The verdict is out, and it's split. Some people say it's OK to text message clients, while others say, "no way!"
Here's the correct answer! Text away, but GET PERMISSION FIRST. In an initial meeting with a client, you should find out which methods of communication your client prefers.
Some will prefer text messages, while others will let you know that texts are a "no-no." Now should your client indicate he or she prefers receiving texts, we offer the following suggestions:
- Do preface a text with an introductory statement such as, "This is [your name], your [state professional relationship]."
- Do not assume the client has stored your information in his or her phone.
- Do not include an auto signature with each text. Though they serve as identifiers, they get annoying, as phone and PDA screens are only so big.
- Never return a client's call with a text. If the client wanted to text, he or she would've texted you first. A call placed deserves a call returned!
- Do not use texting shorthand. We've all seen the commercial, "I-D-K, My BFF, Jill." While your girlfriends may understand shorthand, don't assume your clients will. Also, don't use slang, and do use proper punctuation when texting a client.

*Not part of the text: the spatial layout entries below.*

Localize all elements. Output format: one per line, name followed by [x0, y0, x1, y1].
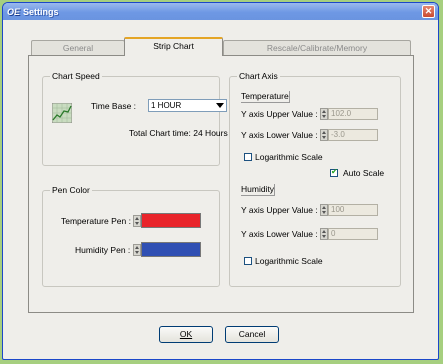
temp-upper-label: Y axis Upper Value :: [241, 109, 318, 119]
hum-lower-label: Y axis Lower Value :: [241, 229, 318, 239]
time-base-value: 1 HOUR: [151, 101, 182, 110]
chart-speed-group: Chart Speed Time Base : 1 HOUR Total Cha…: [42, 71, 228, 166]
tab-rescale-calibrate-memory[interactable]: Rescale/Calibrate/Memory: [223, 40, 411, 55]
window-title: Settings: [23, 6, 59, 17]
humidity-section-label: Humidity: [241, 184, 276, 196]
ok-button[interactable]: OK: [159, 326, 213, 343]
hum-lower-input[interactable]: 0: [328, 228, 378, 240]
hum-upper-input[interactable]: 100: [328, 204, 378, 216]
humidity-pen-color[interactable]: [141, 242, 201, 257]
hum-log-scale-checkbox[interactable]: [244, 257, 252, 265]
chevron-down-icon[interactable]: [214, 100, 226, 111]
temp-lower-label: Y axis Lower Value :: [241, 130, 318, 140]
auto-scale-checkbox[interactable]: [330, 167, 338, 177]
hum-log-scale-label: Logarithmic Scale: [255, 256, 323, 266]
strip-chart-panel: Chart Speed Time Base : 1 HOUR Total Cha…: [28, 55, 414, 313]
temp-lower-spinner[interactable]: [320, 129, 328, 141]
total-chart-time: Total Chart time: 24 Hours: [129, 128, 228, 138]
ok-button-label: OK: [179, 329, 193, 339]
temperature-pen-spinner[interactable]: [133, 215, 141, 227]
tab-general[interactable]: General: [31, 40, 125, 55]
chart-icon: [52, 103, 72, 123]
temp-upper-spinner[interactable]: [320, 108, 328, 120]
temp-log-scale-label: Logarithmic Scale: [255, 152, 323, 162]
hum-upper-spinner[interactable]: [320, 204, 328, 216]
title-bar: OE Settings ✕: [3, 3, 438, 20]
humidity-pen-spinner[interactable]: [133, 244, 141, 256]
humidity-pen-label: Humidity Pen :: [75, 245, 131, 255]
cancel-button[interactable]: Cancel: [225, 326, 279, 343]
hum-lower-spinner[interactable]: [320, 228, 328, 240]
app-logo-icon: OE: [7, 6, 21, 17]
cancel-button-label: Cancel: [238, 329, 266, 339]
auto-scale-label: Auto Scale: [343, 168, 385, 178]
pen-color-group: Pen Color Temperature Pen : Humidity Pen…: [42, 185, 220, 287]
temp-upper-input[interactable]: 102.0: [328, 108, 378, 120]
temperature-pen-color[interactable]: [141, 213, 201, 228]
close-button[interactable]: ✕: [422, 5, 435, 18]
settings-dialog: OE Settings ✕ General Strip Chart Rescal…: [2, 2, 439, 360]
hum-upper-label: Y axis Upper Value :: [241, 205, 318, 215]
tab-strip-chart[interactable]: Strip Chart: [124, 37, 223, 56]
pen-color-label: Pen Color: [50, 185, 92, 196]
chart-speed-label: Chart Speed: [50, 71, 102, 82]
temperature-pen-label: Temperature Pen :: [61, 216, 131, 226]
chart-axis-group: Chart Axis Temperature Y axis Upper Valu…: [229, 71, 401, 287]
time-base-label: Time Base :: [91, 101, 137, 111]
temperature-section-label: Temperature: [241, 91, 290, 103]
temp-lower-input[interactable]: -3.0: [328, 129, 378, 141]
time-base-select[interactable]: 1 HOUR: [148, 99, 227, 112]
chart-axis-label: Chart Axis: [237, 71, 280, 82]
temp-log-scale-checkbox[interactable]: [244, 153, 252, 161]
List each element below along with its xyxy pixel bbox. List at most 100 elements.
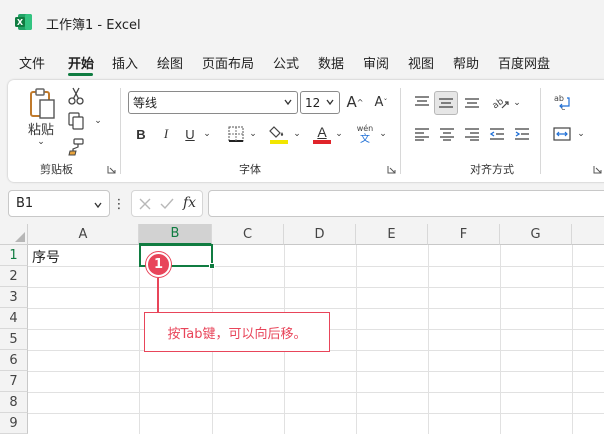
column-header[interactable]: C <box>212 224 284 245</box>
phonetic-guide-button[interactable]: wén 文 <box>354 123 376 147</box>
tab-help[interactable]: 帮助 <box>453 53 479 72</box>
row-header[interactable]: 6 <box>0 350 28 371</box>
cut-button[interactable] <box>66 86 86 106</box>
tab-insert[interactable]: 插入 <box>112 53 138 72</box>
align-left-button[interactable] <box>411 123 433 145</box>
paste-button[interactable] <box>26 86 60 122</box>
paste-dropdown-chevron-icon[interactable]: ⌄ <box>34 136 48 148</box>
paste-label[interactable]: 粘贴 <box>27 120 55 138</box>
align-middle-icon <box>439 98 453 108</box>
wrap-text-button[interactable]: ab c <box>550 91 574 115</box>
name-box[interactable]: B1 <box>8 190 110 217</box>
step-number-badge: 1 <box>146 252 171 277</box>
cell-a1[interactable]: 序号 <box>32 247 60 267</box>
row-header[interactable]: 4 <box>0 308 28 329</box>
underline-button[interactable]: U <box>180 123 200 145</box>
center-button[interactable] <box>436 123 458 145</box>
align-middle-button[interactable] <box>434 91 458 115</box>
gridline <box>28 413 604 414</box>
align-bottom-button[interactable] <box>461 91 483 113</box>
merge-center-button[interactable] <box>550 123 574 145</box>
orientation-icon: ab <box>491 97 509 111</box>
align-top-button[interactable] <box>411 91 433 113</box>
borders-button[interactable] <box>226 124 246 144</box>
bold-button[interactable]: B <box>131 123 151 145</box>
active-tab-indicator <box>68 73 93 76</box>
format-painter-button[interactable] <box>66 137 86 157</box>
tab-review[interactable]: 审阅 <box>363 53 389 72</box>
wrap-text-icon: abc <box>554 94 570 112</box>
tab-formulas[interactable]: 公式 <box>273 53 299 72</box>
orientation-dropdown-chevron-icon[interactable]: ⌄ <box>512 96 522 110</box>
clipboard-dialog-launcher-icon[interactable] <box>107 165 116 174</box>
column-header[interactable]: D <box>284 224 356 245</box>
row-header[interactable]: 8 <box>0 392 28 413</box>
insert-function-button[interactable]: fx <box>183 195 196 211</box>
fill-handle[interactable] <box>209 263 215 269</box>
row-header[interactable]: 9 <box>0 413 28 434</box>
fill-color-button[interactable] <box>268 122 290 146</box>
svg-text:ab: ab <box>554 94 564 103</box>
tab-file[interactable]: 文件 <box>19 53 45 72</box>
tab-baidu-netdisk[interactable]: 百度网盘 <box>498 53 550 72</box>
tab-home[interactable]: 开始 <box>68 53 94 72</box>
row-header[interactable]: 5 <box>0 329 28 350</box>
orientation-button[interactable]: ab <box>488 90 512 114</box>
row-header[interactable]: 7 <box>0 371 28 392</box>
font-color-letter: A <box>317 124 327 140</box>
decrease-indent-button[interactable] <box>486 123 508 145</box>
column-header[interactable]: E <box>356 224 428 245</box>
select-all-triangle-icon <box>15 232 25 242</box>
tab-data[interactable]: 数据 <box>318 53 344 72</box>
copy-button[interactable] <box>66 111 86 131</box>
borders-dropdown-chevron-icon[interactable]: ⌄ <box>248 127 258 141</box>
fill-color-icon <box>269 126 288 144</box>
font-color-dropdown-chevron-icon[interactable]: ⌄ <box>334 127 344 141</box>
column-header[interactable] <box>572 224 604 245</box>
decrease-font-label: A <box>374 94 384 110</box>
tab-draw[interactable]: 绘图 <box>157 53 183 72</box>
phonetic-dropdown-chevron-icon[interactable]: ⌄ <box>378 127 388 141</box>
align-right-button[interactable] <box>461 123 483 145</box>
font-size-select[interactable]: 12 <box>300 91 340 114</box>
caret-up-icon: ^ <box>356 97 364 107</box>
tab-view[interactable]: 视图 <box>408 53 434 72</box>
select-all-button[interactable] <box>0 224 28 245</box>
formula-input[interactable] <box>208 190 604 217</box>
font-name-select[interactable]: 等线 <box>128 91 298 114</box>
fill-color-dropdown-chevron-icon[interactable]: ⌄ <box>292 127 302 141</box>
center-icon <box>440 128 454 141</box>
instruction-callout: 按Tab键，可以向后移。 <box>144 312 330 352</box>
font-dialog-launcher-icon[interactable] <box>387 165 396 174</box>
phonetic-bottom: 文 <box>360 134 370 145</box>
decrease-font-size-button[interactable]: Aˇ <box>370 91 392 113</box>
align-left-icon <box>415 128 429 141</box>
font-color-button[interactable]: A <box>311 122 333 146</box>
increase-indent-button[interactable] <box>511 123 533 145</box>
chevron-down-icon[interactable] <box>93 200 103 210</box>
increase-font-label: A <box>346 93 357 111</box>
column-header[interactable]: F <box>428 224 500 245</box>
column-header[interactable]: G <box>500 224 572 245</box>
decrease-indent-icon <box>489 128 504 140</box>
alignment-dialog-launcher-icon[interactable] <box>593 165 602 174</box>
copy-dropdown-chevron-icon[interactable]: ⌄ <box>92 114 104 128</box>
title-bar: X 工作簿1 - Excel <box>0 0 604 46</box>
row-header[interactable]: 3 <box>0 287 28 308</box>
gridline <box>428 245 429 434</box>
enter-check-icon[interactable] <box>160 197 174 211</box>
underline-dropdown-chevron-icon[interactable]: ⌄ <box>202 127 212 141</box>
row-header-selected[interactable]: 1 <box>0 245 28 266</box>
cancel-icon[interactable] <box>138 197 152 211</box>
gridline <box>28 371 604 372</box>
row-header[interactable]: 2 <box>0 266 28 287</box>
chevron-down-icon <box>326 99 334 106</box>
merge-dropdown-chevron-icon[interactable]: ⌄ <box>576 127 586 141</box>
column-header[interactable]: A <box>28 224 139 245</box>
more-options-icon[interactable]: ⋮ <box>113 194 126 214</box>
column-header-selected[interactable]: B <box>139 224 212 245</box>
italic-button[interactable]: I <box>156 123 176 145</box>
name-box-value: B1 <box>16 196 34 211</box>
tab-page-layout[interactable]: 页面布局 <box>202 53 254 72</box>
increase-font-size-button[interactable]: A ^ <box>344 91 366 113</box>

- Do send text messages that are short and concise. If a text message extends beyond three or four sentences or will require a client to respond more than three or four times, do not text. Instead call or send an e-mail.
- Do indicate when you are finished communicating via text. You can simply say something like, "Feel free to contact me if you have any questions," "Have a great day," or "I'll let you know if I learn anything else."
Remember, texting may seem like the most efficient method of communication, but it is important to meet clients' needs and expectations in the best way for them. Thus, get permission to text first, and then follow our guidelines to ensure that your text-habits don't turn your clients off!